The main goal of the new committee will be to coordinate initiatives across Newen to “promote equity, represent diversity and encourage creativity and innovation.” The company said it would soon announce the makeup of the committee itself.
Godfroid said the company will look at how to best promote social diversity and fight all forms of discrimination and stereotypes, including those connected to ethnicity, disability, gender equality and regional origin. “Rural inclusion, for example, is very important to us,” she noted, “we have to be close to everyone.” Part of the company’s inclusion efforts will be to boost initiatives that help young screenwriters, directors, actors, and other professions from different backgrounds to access Newen’s training and employment programs. In March, Newen France set up such a “Talent Detection” program in Marseille.
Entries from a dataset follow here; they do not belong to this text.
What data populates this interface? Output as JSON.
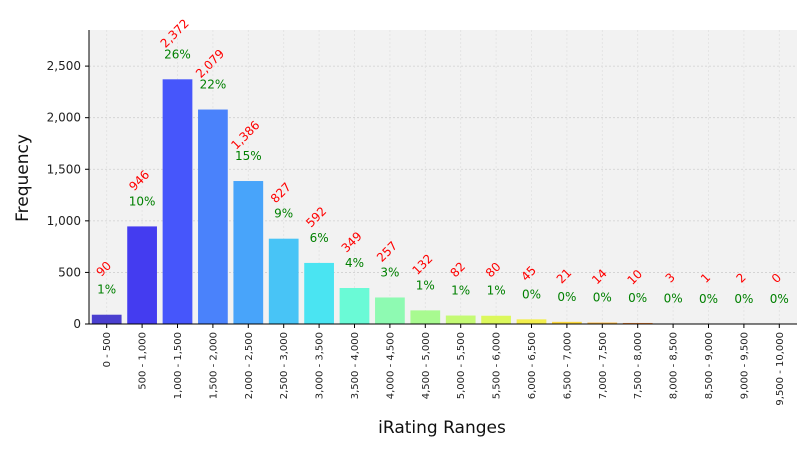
{
  "chart_data": {
    "type": "bar",
    "xlabel": "iRating Ranges",
    "ylabel": "Frequency",
    "ylim": [
      0,
      2850
    ],
    "yticks": [
      0,
      500,
      1000,
      1500,
      2000,
      2500
    ],
    "ytick_labels": [
      "0",
      "500",
      "1,000",
      "1,500",
      "2,000",
      "2,500"
    ],
    "grid": true,
    "categories": [
      "0 - 500",
      "500 - 1,000",
      "1,000 - 1,500",
      "1,500 - 2,000",
      "2,000 - 2,500",
      "2,500 - 3,000",
      "3,000 - 3,500",
      "3,500 - 4,000",
      "4,000 - 4,500",
      "4,500 - 5,000",
      "5,000 - 5,500",
      "5,500 - 6,000",
      "6,000 - 6,500",
      "6,500 - 7,000",
      "7,000 - 7,500",
      "7,500 - 8,000",
      "8,000 - 8,500",
      "8,500 - 9,000",
      "9,000 - 9,500",
      "9,500 - 10,000"
    ],
    "values": [
      90,
      946,
      2372,
      2079,
      1386,
      827,
      592,
      349,
      257,
      132,
      82,
      80,
      45,
      21,
      14,
      10,
      3,
      1,
      2,
      0
    ],
    "value_labels": [
      "90",
      "946",
      "2,372",
      "2,079",
      "1,386",
      "827",
      "592",
      "349",
      "257",
      "132",
      "82",
      "80",
      "45",
      "21",
      "14",
      "10",
      "3",
      "1",
      "2",
      "0"
    ],
    "percent_labels": [
      "1%",
      "10%",
      "26%",
      "22%",
      "15%",
      "9%",
      "6%",
      "4%",
      "3%",
      "1%",
      "1%",
      "1%",
      "0%",
      "0%",
      "0%",
      "0%",
      "0%",
      "0%",
      "0%",
      "0%"
    ],
    "bar_colors": [
      "#4a3fcf",
      "#443cf0",
      "#4656fb",
      "#4a82fb",
      "#48a4fa",
      "#48c4f6",
      "#4ae4f2",
      "#6afad6",
      "#8efab2",
      "#a8fa90",
      "#c4fa74",
      "#dcf85c",
      "#f2ee4c",
      "#fcd83e",
      "#fdb63a",
      "#fd8e38",
      "#fb6236",
      "#f43c2c",
      "#e02020",
      "#c01818"
    ],
    "value_label_color": "#ff0000",
    "percent_label_color": "#008000",
    "plot_background": "#f2f2f2"
  }
}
A subsidiary of French commercial TV giant TF1 group, Newen is one of Europe’s leading production companies, with subsidiaries across the region – including Ringside Studios in the U.K., Flare Film in Germany and iZen in Spain – as well as a North American division in the form of Canada’s Reel One.
Speaking on the same MIPCOM keynote panel, Bouchra Rejani, founder and CEO of French production company Wemake, said the push for better representation on French TV “has been a long fight” made harder by French law, which outlaws measuring national populations by ethnic origin.
“We can’t measure anything!” said an exasperated Rejani, who noted that pressure from the United States, as well as diversity demands coming from the global streamers, has been key in improving diversity in the French industry.
She said it was now up to the next generation of television executives “to do what we have been incapable of doing” and achieve true inclusivity.
Alex Mahon, CEO of U.K. network Channel 4, said on Monday that broadcasters needed to provide “a route into the industry” for those from marginalized groups. While global streaming platforms have pushed for more on- and off-screen diversity, “streamers don’t work with new talent, they work with established talent,” Mahon noted, leaving to broadcasters the task of reaching out to under-represented groups.
As examples of the way forward, she pointed to Channel 4 initiatives, including the launch of a menopause policy and pregnancy loss policy, to help female employees, the channel’s “Black to Front” day, in which all Channel 4 programs are fronted by Black presenters and produced by Black crew, and the network’s coverage of the Paralympics, which featured 70 percent disabled presenters and many disabled crew members.
The issues of diversity and inclusion are front and center at MIPCOM, which kicked off on Monday and runs through Thursday in Cannes. It was also a focus at The Hollywood Reporter‘s Women in International Entertainment Power Lunch, hosted together with A&E Network at MIPCOM on Monday, which celebrated the top female executive talent in television from around the world.